Exchange-traded funds (ETFs) are a valuable tool for investors looking to tap into the growth potential of specific sectors. These investment vehicles allow you to invest in many securities simultaneously, allowing you to have a diverse holding with a single purchase.
Within the technology sector, the Nasdaq-100 index reigns supreme. It tracks the performance of the 100 largest non-financial companies listed on the Nasdaq Stock Exchange. If you’re looking to invest in these companies, there are two main ETFs to choose from: Invesco QQQ Trust Series 1 (Nasdaq: QQQ) and Invesco NASDAQ 100 ETF (Nasdaq: QQQM).
While both offer access to the Nasdaq-100, there is a key difference between them. QQQM prioritizes minimal cost, while QQQ prioritizes superior liquidity. We’ll take a look at exactly what this means below and help you choose which ETF is best for you.
What is QQQ?
Invesco QQQ Trust Series 1, more commonly known by its ticker symbol QQQ, is insanely popular. It was originally launched in 1999 and boasts a long track record of mirroring the performance of the Nasdaq-100 index. It’s regularly one of the hottest equity ETFs in the US.
The Nasdaq-100 index tracks the 100 largest non-financial companies listed on the Nasdaq Stock Exchange. Investing in QQQ can add a concentrated dose of growth potential to your investing portfolio.
QQQ’s longevity and impressive management solidify its position as a leading player for investors seeking exposure to the top companies on the Nasdaq.
What is QQQM?
While QQQ reigns supreme in terms of history, QQQM emerged as a challenger in 2020. This new ETF offers a compelling alternative for cost-conscious investors. QQQM tracks the exact same Nasdaq-100 index that QQQ does. Therefore it provides the exact same exposure.
However, QQQM achieves this by employing a more streamlined structure. There is less liquidity in QQQM stock, making it slightly more challenging to sell and buy. This also leads to a lower expense ratio, though.

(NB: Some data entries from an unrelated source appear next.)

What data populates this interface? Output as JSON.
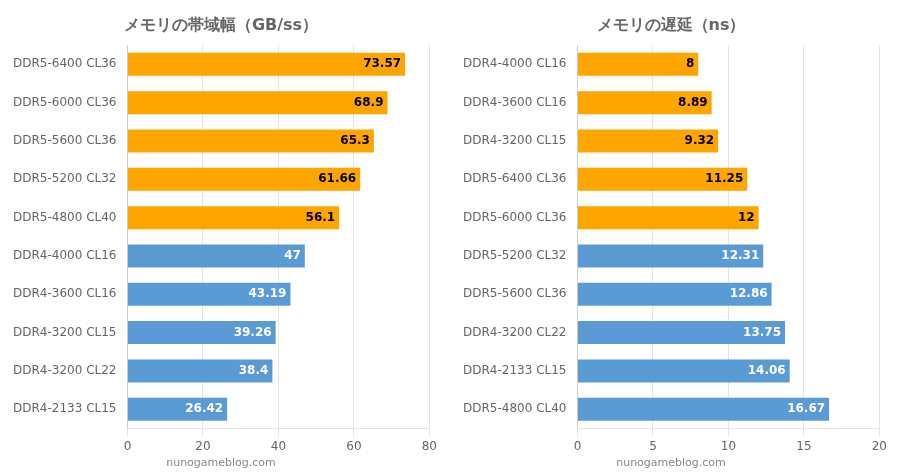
{
  "chart_data": [
    {
      "type": "bar",
      "orientation": "horizontal",
      "title": "メモリの帯域幅（GB/ss）",
      "categories": [
        "DDR5-6400 CL36",
        "DDR5-6000 CL36",
        "DDR5-5600 CL36",
        "DDR5-5200 CL32",
        "DDR5-4800 CL40",
        "DDR4-4000 CL16",
        "DDR4-3600 CL16",
        "DDR4-3200 CL15",
        "DDR4-3200 CL22",
        "DDR4-2133 CL15"
      ],
      "values": [
        73.57,
        68.9,
        65.3,
        61.66,
        56.1,
        47,
        43.19,
        39.26,
        38.4,
        26.42
      ],
      "colors": [
        "#FFA500",
        "#FFA500",
        "#FFA500",
        "#FFA500",
        "#FFA500",
        "#5B9BD5",
        "#5B9BD5",
        "#5B9BD5",
        "#5B9BD5",
        "#5B9BD5"
      ],
      "xlim": [
        0,
        80
      ],
      "xticks": [
        0,
        20,
        40,
        60,
        80
      ],
      "grid": true,
      "data_labels": true,
      "annotations": [
        "nunogameblog.com"
      ]
    },
    {
      "type": "bar",
      "orientation": "horizontal",
      "title": "メモリの遅延（ns）",
      "categories": [
        "DDR4-4000 CL16",
        "DDR4-3600 CL16",
        "DDR4-3200 CL15",
        "DDR5-6400 CL36",
        "DDR5-6000 CL36",
        "DDR5-5200 CL32",
        "DDR5-5600 CL36",
        "DDR4-3200 CL22",
        "DDR4-2133 CL15",
        "DDR5-4800 CL40"
      ],
      "values": [
        8,
        8.89,
        9.32,
        11.25,
        12,
        12.31,
        12.86,
        13.75,
        14.06,
        16.67
      ],
      "colors": [
        "#FFA500",
        "#FFA500",
        "#FFA500",
        "#FFA500",
        "#FFA500",
        "#5B9BD5",
        "#5B9BD5",
        "#5B9BD5",
        "#5B9BD5",
        "#5B9BD5"
      ],
      "xlim": [
        0,
        20
      ],
      "xticks": [
        0,
        5,
        10,
        15,
        20
      ],
      "grid": true,
      "data_labels": true,
      "annotations": [
        "nunogameblog.com"
      ]
    }
  ]
}
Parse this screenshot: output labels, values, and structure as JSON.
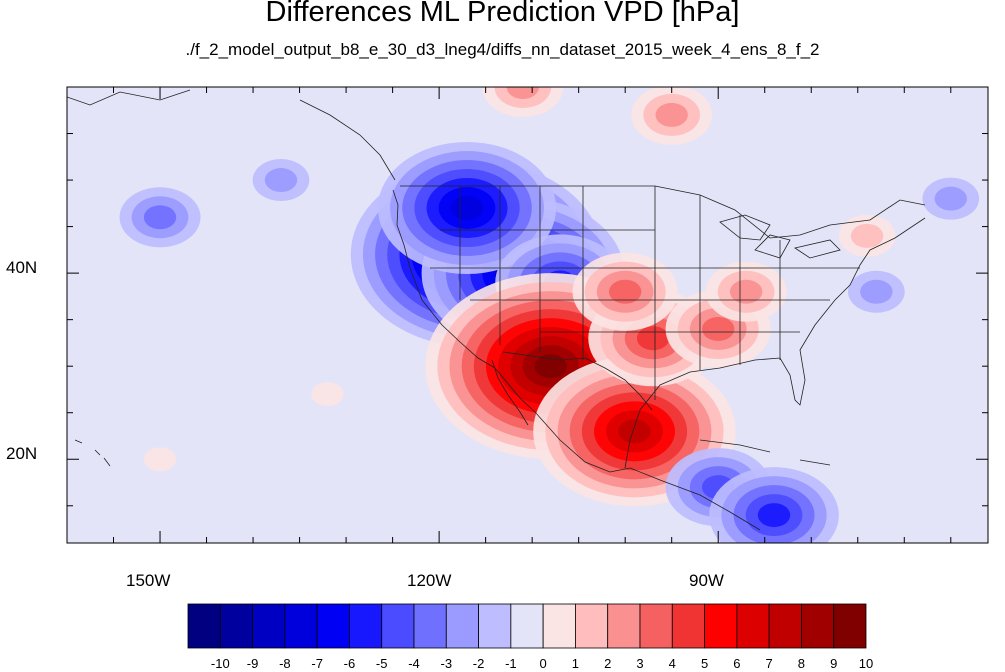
{
  "title": "Differences ML Prediction VPD [hPa]",
  "subtitle": "./f_2_model_output_b8_e_30_d3_lneg4/diffs_nn_dataset_2015_week_4_ens_8_f_2",
  "axes": {
    "lon_labels": [
      "150W",
      "120W",
      "90W"
    ],
    "lat_labels": [
      "40N",
      "20N"
    ]
  },
  "colorbar": {
    "labels": [
      "-10",
      "-9",
      "-8",
      "-7",
      "-6",
      "-5",
      "-4",
      "-3",
      "-2",
      "-1",
      "0",
      "1",
      "2",
      "3",
      "4",
      "5",
      "6",
      "7",
      "8",
      "9",
      "10"
    ],
    "colors": [
      "#000080",
      "#00009e",
      "#0000c2",
      "#0000dd",
      "#0000f5",
      "#1818ff",
      "#4b4bff",
      "#7070ff",
      "#9a9aff",
      "#bdbdff",
      "#e4e4f8",
      "#fbe4e4",
      "#ffbdbd",
      "#fa9090",
      "#f56060",
      "#f03434",
      "#ff0000",
      "#dd0000",
      "#c00000",
      "#a00000",
      "#800000"
    ]
  },
  "chart_data": {
    "type": "heatmap",
    "variable": "VPD difference",
    "units": "hPa",
    "value_range": [
      -10,
      10
    ],
    "lon_range": [
      -160,
      -61
    ],
    "lat_range": [
      11,
      60
    ],
    "patterns": [
      {
        "lon": -116,
        "lat": 42,
        "value": -10
      },
      {
        "lon": -111,
        "lat": 40,
        "value": -8
      },
      {
        "lon": -117,
        "lat": 47,
        "value": -7
      },
      {
        "lon": -107,
        "lat": 39,
        "value": -5
      },
      {
        "lon": -104,
        "lat": 29,
        "value": 9
      },
      {
        "lon": -108,
        "lat": 30,
        "value": 10
      },
      {
        "lon": -99,
        "lat": 23,
        "value": 8
      },
      {
        "lon": -97,
        "lat": 33,
        "value": 5
      },
      {
        "lon": -90,
        "lat": 34,
        "value": 4
      },
      {
        "lon": -87,
        "lat": 38,
        "value": 3
      },
      {
        "lon": -100,
        "lat": 38,
        "value": 4
      },
      {
        "lon": -95,
        "lat": 57,
        "value": 3
      },
      {
        "lon": -111,
        "lat": 60,
        "value": 3
      },
      {
        "lon": -74,
        "lat": 44,
        "value": 2
      },
      {
        "lon": -150,
        "lat": 46,
        "value": -3
      },
      {
        "lon": -137,
        "lat": 50,
        "value": -2
      },
      {
        "lon": -90,
        "lat": 17,
        "value": -4
      },
      {
        "lon": -84,
        "lat": 14,
        "value": -5
      },
      {
        "lon": -73,
        "lat": 38,
        "value": -2
      },
      {
        "lon": -65,
        "lat": 48,
        "value": -2
      },
      {
        "lon": -150,
        "lat": 20,
        "value": 1
      },
      {
        "lon": -132,
        "lat": 27,
        "value": 1
      }
    ]
  }
}
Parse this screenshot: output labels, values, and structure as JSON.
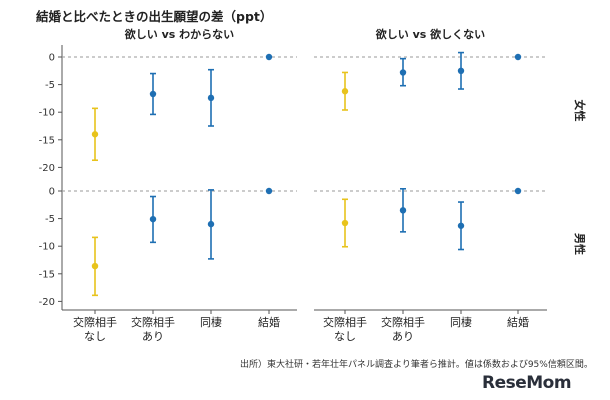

QQQ vs. QQQM: Which Fund is Right for You?
Choosing between these two ETFs requires you to keep several things in mind. We’ll take a look at the most important aspects below.
Fees and Risks
Choosing between QQQ and QQQM comes down to a careful consideration of fees and risk tolerance.
Every ETF charges an annual fee, known as an expense ratio. This fee covers the ETF’s operational cost. The fee is described as a percentage of the fund’s assets and directly eats into your returns. QQQM boasts a lower expense ratio compared to QQQ. That translates to keeping more of your hard-earned returns in your pockets.
When evaluating risk, a key metric to consider is Beta. Beta measures an investment’s volatility compared to the overall market. The market’s volatility is 1, so any investment with a beta of 1 is about as volatile as the market as a whole.
A beta of less than 1 means the stock is more stable, while a beta of more than 1 means the investment is less stable.
Since both QQQ and QQQM track the same Nasdaq-100 index, their betas are very similar to the market. One is not necessarily more risky than the other.
When it comes to risk measured by Beta, you’re not making a significant trade-off between QQQ and QQQM. The deciding factor becomes the expense ratio, where QQQM offers a potential cost advantage.
Historical Performance
Due to their identical holdings, which mirror the Nasdaq-100 index, these ETFs’ long-term performance is very similar. There is a slight variation due to factors like expense ratio and inception dates, but the overall return is very close.
It’s important to note that past performance is not necessarily indicative of future results, but this similarity highlights the fact that with either ETF, you’re essentially investing in the same underlying basket of companies.
Liquidity
Liquidity is how easy it is to buy or sell an asset. When something is very liquid, it means you can cash out easily. Due to its larger size and longer history, QQQ boasts very good liquidity, while QQQM is slightly less good.
his translates to tighter bid-ask spreads (the difference between the buying and selling price) and the ability to execute trades more efficiently, especially for larger transactions.
Simply put, QQQ is a more established, liquid ETF, potentially leading to smoother entry and exit points.
The Trade-Off
Both QQQ and QQQM are extremely similar. They both provide investors with a way to invest in the top companies listed on the Nasdaq. The key differentiator boils down to a fundamental trade-off: cost versus liquidity.
- Cost: If keeping expenses low is your top priority, then QQQM may be the best option for you, thanks to its lower expense ratio. This translates to a potentially higher return over time, especially for investors with a buy-and-hold strategy.
- Liquidity: For investors who prioritize the ability to enter and exit positions quickly, particularly short-term traders, QQQ’s superior liquidity might be more valuable. Tighter bid-ask spreads and a larger trading volume translates to smoother execution of trades.
Therefore, for most long-term investors seeking exposure to the Nasdaq-1oo and prioritizing minimal cost, QQQM emerges as a strong contender. However, active traders who want immediate execution and tighter spreads may find QQQ’s higher liquidity advantageous.